Дьякон промолчал, но потом, вздохнув, начал тихо:

– Я еще очень скорблю, а вы сразу со мной заговорили. О каком вы тут деле хотите со мной разговаривать?

– Да поправляйся скорей, вот что, потому что ведь хоть и в скорбех, а по слабости и есть и пить будем.

– Да это-то что, что про это и говорить? Есть-то и пить мы будем, а вот в этом-то и причина!

– Что, что такое? Какая причина?

– А вот та причина, что мы теперь, значит, станем об этом, что было, мало-помалу позабывать, и вдруг совсем что ли, про него позабудем?

– А что же делать?

– А то делать, что я с моим характером никак на это не согласен, чтоб его позабыть.

– Все, братец, так; а придет время, позабудешь.

– Отец Захария! Пожалуйста, вы мне этого не говорите, потому что вы знаете, какой я в огорчении дикий.

– Ну вот еще! Нет, уж ты, брат, от грубостей воздерживайся.

– Да, воздерживайся! А кто меня от чего-нибудь теперь будет воздерживать?

– Да если хочешь, я тебя удержу!

– Полноте, отец Захария!

– Да что ты такое? Разумеется, удержу!

– Полноте, пожалуйста!

– Да отчего же полноте?

– Да так: потому что зачем неправду говорить: ни от чего вы меня не можете удержать.

– Ну, это ты, дьякон, даже просто нахал, – отвечал, обидясь, Захария.

– Да ничуть не нахал, потому что я и вас тоже люблю, но как вы можете меня воздержать, когда вы характера столь слабого, что вам даже дьячок Сергей грубит.

– Грубит! Мне все грубят! А ты больше ничего как глупо рассуждаешь!

– А вот удержите же меня теперь от этого, чтоб я так не рассуждал.

– Не хочу я тебя удерживать, да… не хочу, не хочу за то, что я пришел тебя навестить, а ты вышел грубиян… Прощай!

– Да позвольте, отец Захария! Я совсем не в том смысле…

– Нет, нет; пошел прочь: ты меня огорчил.

– Ну, бог с вами…

– Да, ты грубиян, и очень большой грубиян.

И Захарий ушел, оставив дьякона, в надежде, что авось тому надоест лежать и он сам выйдет на свет; но прошла еще целая неделя, а Ахилла не показывался.

– Позабудут, – твердил он, – непременно все они его позабудут! – И эта мысль занимала его неотвязно, и он сильнейшим образом задумывался, как бы этому горю помочь.

Чтобы вызвать Ахиллу из его мурьи, нужно было особое событие.

Проснувшись однажды около шести часов утра, Ахилла смотрел, как сквозь узенькое окошечко над дверями в чуланчик пронизывались лучи восходящего солнца, как вдруг к нему вбежал впопыхах отец Захария и объявил, что к ним на место отца Туберозова назначен новый протопоп.

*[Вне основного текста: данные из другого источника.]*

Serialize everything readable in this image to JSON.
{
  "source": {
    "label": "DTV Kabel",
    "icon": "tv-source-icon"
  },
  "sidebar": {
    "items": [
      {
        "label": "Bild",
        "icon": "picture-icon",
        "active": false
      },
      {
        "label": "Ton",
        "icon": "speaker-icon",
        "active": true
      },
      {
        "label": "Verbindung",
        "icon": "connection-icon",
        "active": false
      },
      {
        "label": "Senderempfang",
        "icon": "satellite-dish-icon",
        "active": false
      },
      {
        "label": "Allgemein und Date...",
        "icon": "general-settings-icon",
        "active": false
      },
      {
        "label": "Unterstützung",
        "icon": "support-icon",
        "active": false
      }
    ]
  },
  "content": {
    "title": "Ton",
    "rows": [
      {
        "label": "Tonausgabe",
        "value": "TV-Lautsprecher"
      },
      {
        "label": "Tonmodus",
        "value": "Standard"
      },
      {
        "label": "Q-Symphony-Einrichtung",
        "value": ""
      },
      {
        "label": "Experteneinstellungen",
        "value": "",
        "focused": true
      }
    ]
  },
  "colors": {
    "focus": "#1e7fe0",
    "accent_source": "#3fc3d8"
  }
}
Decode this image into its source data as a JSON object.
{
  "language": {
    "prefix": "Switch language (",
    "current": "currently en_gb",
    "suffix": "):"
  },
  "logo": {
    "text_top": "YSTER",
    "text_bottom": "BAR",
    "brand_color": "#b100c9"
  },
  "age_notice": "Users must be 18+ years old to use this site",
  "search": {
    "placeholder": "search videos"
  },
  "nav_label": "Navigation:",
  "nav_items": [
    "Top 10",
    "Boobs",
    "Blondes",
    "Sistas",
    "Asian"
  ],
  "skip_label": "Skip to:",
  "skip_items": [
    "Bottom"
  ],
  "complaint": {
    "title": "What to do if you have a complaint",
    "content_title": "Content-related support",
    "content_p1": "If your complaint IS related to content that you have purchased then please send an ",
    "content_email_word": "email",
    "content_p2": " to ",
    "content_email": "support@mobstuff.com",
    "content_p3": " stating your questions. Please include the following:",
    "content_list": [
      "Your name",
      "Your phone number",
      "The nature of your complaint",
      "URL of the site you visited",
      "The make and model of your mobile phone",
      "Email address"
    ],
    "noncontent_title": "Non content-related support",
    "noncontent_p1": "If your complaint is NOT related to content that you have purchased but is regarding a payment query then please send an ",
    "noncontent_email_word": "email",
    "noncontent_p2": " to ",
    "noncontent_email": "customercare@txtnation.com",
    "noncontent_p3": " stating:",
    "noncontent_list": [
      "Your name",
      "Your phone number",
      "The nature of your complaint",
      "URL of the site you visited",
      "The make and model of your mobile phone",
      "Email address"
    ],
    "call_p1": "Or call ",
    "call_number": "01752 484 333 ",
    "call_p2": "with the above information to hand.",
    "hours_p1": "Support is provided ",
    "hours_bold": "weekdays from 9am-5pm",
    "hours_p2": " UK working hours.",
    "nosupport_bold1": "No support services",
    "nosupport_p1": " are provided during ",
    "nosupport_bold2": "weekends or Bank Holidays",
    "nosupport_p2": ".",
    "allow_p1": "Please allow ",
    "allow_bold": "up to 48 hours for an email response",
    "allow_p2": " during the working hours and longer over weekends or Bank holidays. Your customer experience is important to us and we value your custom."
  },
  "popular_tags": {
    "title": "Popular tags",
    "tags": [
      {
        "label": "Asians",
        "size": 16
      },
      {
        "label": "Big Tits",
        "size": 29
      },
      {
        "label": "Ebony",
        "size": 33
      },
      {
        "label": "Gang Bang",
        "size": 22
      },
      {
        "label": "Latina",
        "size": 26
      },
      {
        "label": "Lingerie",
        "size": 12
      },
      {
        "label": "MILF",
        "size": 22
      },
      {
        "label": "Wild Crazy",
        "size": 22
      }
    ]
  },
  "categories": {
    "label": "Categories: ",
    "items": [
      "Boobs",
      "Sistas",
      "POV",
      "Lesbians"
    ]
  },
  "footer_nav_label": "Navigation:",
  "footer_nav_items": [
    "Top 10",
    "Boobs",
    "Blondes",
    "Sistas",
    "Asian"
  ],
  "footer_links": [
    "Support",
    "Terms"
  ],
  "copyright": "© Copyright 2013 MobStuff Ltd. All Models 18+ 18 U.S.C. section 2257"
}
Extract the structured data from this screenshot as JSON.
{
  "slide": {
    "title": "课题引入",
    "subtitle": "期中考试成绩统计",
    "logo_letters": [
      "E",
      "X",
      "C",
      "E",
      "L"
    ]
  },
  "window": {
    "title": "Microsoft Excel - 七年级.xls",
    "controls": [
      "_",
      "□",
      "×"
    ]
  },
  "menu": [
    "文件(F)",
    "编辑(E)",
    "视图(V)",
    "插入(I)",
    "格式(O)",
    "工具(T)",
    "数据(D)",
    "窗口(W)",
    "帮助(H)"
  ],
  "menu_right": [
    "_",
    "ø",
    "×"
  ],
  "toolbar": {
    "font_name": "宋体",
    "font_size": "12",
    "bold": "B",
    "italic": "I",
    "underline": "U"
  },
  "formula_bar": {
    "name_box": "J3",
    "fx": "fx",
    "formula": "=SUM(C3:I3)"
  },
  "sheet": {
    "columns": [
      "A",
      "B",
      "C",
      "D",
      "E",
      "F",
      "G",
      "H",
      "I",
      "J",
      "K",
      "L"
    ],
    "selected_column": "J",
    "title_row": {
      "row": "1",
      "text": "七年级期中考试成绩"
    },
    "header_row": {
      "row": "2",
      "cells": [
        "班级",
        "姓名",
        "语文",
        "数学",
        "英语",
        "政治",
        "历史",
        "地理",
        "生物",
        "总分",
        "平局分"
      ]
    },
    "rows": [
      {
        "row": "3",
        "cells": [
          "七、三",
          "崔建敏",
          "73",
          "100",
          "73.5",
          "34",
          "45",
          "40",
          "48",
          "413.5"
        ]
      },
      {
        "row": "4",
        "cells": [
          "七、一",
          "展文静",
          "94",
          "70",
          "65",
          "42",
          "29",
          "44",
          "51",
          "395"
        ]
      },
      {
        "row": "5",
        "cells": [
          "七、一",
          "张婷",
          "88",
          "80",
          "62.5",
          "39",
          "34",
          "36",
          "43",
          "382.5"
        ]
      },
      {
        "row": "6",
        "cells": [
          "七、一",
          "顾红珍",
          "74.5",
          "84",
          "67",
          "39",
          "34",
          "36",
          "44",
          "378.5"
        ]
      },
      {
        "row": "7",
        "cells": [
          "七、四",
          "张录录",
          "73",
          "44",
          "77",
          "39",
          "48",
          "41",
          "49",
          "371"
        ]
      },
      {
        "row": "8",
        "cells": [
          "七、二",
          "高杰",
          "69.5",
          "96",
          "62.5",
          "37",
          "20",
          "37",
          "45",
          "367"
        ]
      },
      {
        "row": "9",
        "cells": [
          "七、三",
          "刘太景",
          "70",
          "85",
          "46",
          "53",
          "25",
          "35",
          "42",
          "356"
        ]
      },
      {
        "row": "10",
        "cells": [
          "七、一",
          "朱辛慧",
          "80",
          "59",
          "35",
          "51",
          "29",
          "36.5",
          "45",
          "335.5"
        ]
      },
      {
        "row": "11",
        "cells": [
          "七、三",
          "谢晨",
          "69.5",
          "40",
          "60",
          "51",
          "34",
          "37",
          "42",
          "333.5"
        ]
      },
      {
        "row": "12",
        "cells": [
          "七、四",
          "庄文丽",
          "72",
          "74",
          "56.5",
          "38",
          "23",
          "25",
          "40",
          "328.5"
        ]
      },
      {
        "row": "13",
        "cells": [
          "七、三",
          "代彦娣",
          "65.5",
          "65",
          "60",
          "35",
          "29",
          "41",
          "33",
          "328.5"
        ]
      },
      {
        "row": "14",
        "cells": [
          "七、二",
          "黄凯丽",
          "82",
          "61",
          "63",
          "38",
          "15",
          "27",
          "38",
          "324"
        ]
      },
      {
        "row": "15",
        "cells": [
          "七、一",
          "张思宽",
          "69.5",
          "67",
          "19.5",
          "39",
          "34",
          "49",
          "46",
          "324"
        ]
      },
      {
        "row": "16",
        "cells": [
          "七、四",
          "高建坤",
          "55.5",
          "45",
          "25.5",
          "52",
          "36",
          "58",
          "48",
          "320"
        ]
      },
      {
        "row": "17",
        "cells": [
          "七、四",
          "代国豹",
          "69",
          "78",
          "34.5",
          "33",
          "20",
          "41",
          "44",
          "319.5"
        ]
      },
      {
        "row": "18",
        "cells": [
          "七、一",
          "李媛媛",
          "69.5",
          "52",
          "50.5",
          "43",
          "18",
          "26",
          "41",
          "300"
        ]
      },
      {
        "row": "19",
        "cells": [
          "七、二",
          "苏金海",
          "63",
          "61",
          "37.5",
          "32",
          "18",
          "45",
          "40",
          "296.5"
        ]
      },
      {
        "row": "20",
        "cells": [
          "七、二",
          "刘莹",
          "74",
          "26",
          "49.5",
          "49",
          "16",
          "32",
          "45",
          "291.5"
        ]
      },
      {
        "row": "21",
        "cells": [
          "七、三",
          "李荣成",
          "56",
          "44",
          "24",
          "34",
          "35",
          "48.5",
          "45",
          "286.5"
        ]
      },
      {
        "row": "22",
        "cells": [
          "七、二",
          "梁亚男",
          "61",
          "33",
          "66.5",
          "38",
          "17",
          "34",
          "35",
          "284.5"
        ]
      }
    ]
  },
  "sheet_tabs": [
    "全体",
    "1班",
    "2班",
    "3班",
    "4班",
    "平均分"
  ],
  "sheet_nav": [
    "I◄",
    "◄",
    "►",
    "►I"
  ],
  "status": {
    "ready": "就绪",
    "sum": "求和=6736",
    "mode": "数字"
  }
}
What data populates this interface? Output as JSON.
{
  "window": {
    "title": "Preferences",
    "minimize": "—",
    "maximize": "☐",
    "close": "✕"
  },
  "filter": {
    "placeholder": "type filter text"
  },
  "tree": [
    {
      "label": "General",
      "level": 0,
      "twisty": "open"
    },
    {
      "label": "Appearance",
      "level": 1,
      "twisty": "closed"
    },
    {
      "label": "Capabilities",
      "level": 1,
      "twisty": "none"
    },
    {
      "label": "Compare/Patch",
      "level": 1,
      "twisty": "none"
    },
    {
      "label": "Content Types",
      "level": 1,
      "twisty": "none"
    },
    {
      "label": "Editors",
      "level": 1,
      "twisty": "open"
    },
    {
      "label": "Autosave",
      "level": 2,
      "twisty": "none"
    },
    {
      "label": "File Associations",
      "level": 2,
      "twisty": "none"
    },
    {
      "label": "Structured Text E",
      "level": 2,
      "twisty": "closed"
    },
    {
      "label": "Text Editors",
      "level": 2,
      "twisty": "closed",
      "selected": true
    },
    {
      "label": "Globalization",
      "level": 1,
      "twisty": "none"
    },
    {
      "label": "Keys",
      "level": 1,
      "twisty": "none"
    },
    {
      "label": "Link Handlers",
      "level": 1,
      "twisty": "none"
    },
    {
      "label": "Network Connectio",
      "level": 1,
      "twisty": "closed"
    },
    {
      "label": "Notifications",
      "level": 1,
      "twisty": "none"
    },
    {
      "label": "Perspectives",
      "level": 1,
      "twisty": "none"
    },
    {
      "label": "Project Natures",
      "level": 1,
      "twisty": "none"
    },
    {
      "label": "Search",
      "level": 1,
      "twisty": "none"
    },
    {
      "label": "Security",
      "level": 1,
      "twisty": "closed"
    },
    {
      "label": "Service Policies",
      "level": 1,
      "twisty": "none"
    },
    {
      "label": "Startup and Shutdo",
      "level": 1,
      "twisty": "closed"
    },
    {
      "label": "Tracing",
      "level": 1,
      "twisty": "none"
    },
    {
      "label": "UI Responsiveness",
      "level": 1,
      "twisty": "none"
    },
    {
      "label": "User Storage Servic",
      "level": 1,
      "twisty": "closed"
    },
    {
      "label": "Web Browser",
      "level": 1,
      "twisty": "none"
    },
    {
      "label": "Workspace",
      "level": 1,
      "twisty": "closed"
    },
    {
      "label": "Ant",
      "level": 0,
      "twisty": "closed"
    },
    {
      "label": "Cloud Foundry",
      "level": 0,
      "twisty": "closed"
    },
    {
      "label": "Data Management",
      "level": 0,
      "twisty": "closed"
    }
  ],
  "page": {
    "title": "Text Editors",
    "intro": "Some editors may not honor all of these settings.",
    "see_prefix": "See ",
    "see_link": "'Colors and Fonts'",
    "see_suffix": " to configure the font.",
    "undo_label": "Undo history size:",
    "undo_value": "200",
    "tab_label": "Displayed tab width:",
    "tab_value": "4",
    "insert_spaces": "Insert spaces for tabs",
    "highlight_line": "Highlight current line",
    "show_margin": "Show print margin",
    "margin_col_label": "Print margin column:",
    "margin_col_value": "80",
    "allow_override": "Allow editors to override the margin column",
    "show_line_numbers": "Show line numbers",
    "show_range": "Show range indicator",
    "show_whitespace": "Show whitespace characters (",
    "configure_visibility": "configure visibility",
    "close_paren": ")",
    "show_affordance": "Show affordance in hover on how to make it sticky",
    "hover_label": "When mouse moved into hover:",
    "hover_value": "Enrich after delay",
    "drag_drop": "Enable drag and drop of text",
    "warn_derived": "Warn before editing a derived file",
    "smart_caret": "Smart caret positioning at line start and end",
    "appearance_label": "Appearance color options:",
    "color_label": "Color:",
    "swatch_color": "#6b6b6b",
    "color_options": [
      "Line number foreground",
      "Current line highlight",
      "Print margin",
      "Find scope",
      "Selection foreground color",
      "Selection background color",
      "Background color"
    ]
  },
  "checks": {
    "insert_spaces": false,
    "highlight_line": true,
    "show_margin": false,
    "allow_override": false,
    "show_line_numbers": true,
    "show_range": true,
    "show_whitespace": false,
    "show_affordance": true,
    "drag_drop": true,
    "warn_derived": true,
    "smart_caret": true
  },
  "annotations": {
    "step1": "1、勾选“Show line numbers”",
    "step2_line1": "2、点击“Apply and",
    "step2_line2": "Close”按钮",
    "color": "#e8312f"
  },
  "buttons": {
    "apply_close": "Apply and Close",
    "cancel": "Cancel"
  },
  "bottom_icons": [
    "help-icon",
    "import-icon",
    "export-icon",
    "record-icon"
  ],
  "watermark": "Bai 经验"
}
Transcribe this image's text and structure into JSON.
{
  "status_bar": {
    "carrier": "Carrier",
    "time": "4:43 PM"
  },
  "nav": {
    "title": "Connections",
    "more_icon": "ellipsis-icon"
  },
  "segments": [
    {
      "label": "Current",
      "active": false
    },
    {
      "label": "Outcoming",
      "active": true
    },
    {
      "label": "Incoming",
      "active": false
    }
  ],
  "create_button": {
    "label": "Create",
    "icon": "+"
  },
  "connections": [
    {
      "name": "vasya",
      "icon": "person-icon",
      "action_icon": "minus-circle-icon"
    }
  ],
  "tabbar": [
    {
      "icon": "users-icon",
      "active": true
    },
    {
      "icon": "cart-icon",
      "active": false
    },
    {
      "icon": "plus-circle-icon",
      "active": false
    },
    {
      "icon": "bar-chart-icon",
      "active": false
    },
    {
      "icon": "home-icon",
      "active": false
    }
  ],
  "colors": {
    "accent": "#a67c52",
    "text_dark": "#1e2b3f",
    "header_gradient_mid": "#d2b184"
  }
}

Ахилла побледнел от досады.

– Что же ты не рад, что ли, этому? – вопросил Захария.

– А мне какое до этого дело?

– Как какое до этого дело? А ты спроси, кто назначен-то?

– Да разве мне не все равно?

– Академик!

– Ну вот, академик! Вишь чему вы обрадовались! Нет, ей-богу, вы еще суетны, отец Захария.

– Чего ты «суетный»? Академик – значит умный.

– Ну вот опять: умный! Да пусть себе умный: нешто мы с вами от этого поумнеем?

– Что же это, – стало быть, ученого духовенства не уважаешь?

– А разве ему не все равно, уважаю я его или не уважаю? Ему от этого ничего, а я, может быть, совсем о чем важнее думаю.

– О чем; позволь спросить, о чем?

– О вчерашнем.

– Вот ты опять грубишь!

– Да ничего я вам не грублю: вы думаете, как бы нового встретить, а я – как бы старого не забыть. Что вы тут за грубость находите?

– Ну, с тобой после этого говорить не стоит, – решил Захария и с неудовольствием вышел, а Ахилла тотчас же встал, умылся и потек к исправнику с просьбой помочь ему продать как можно скорее его дом и пару его аргамаков.

– На что это тебе? – спрашивал Порохонцев.

– Не любопытствуй, – отвечал Ахилла, – только после, когда сделаю, тогда все и увидишь.

– Хоть скажи, в каком роде?

– В таком роде, чтобы про отца Савелия не скоро позабыли, вот в каком роде.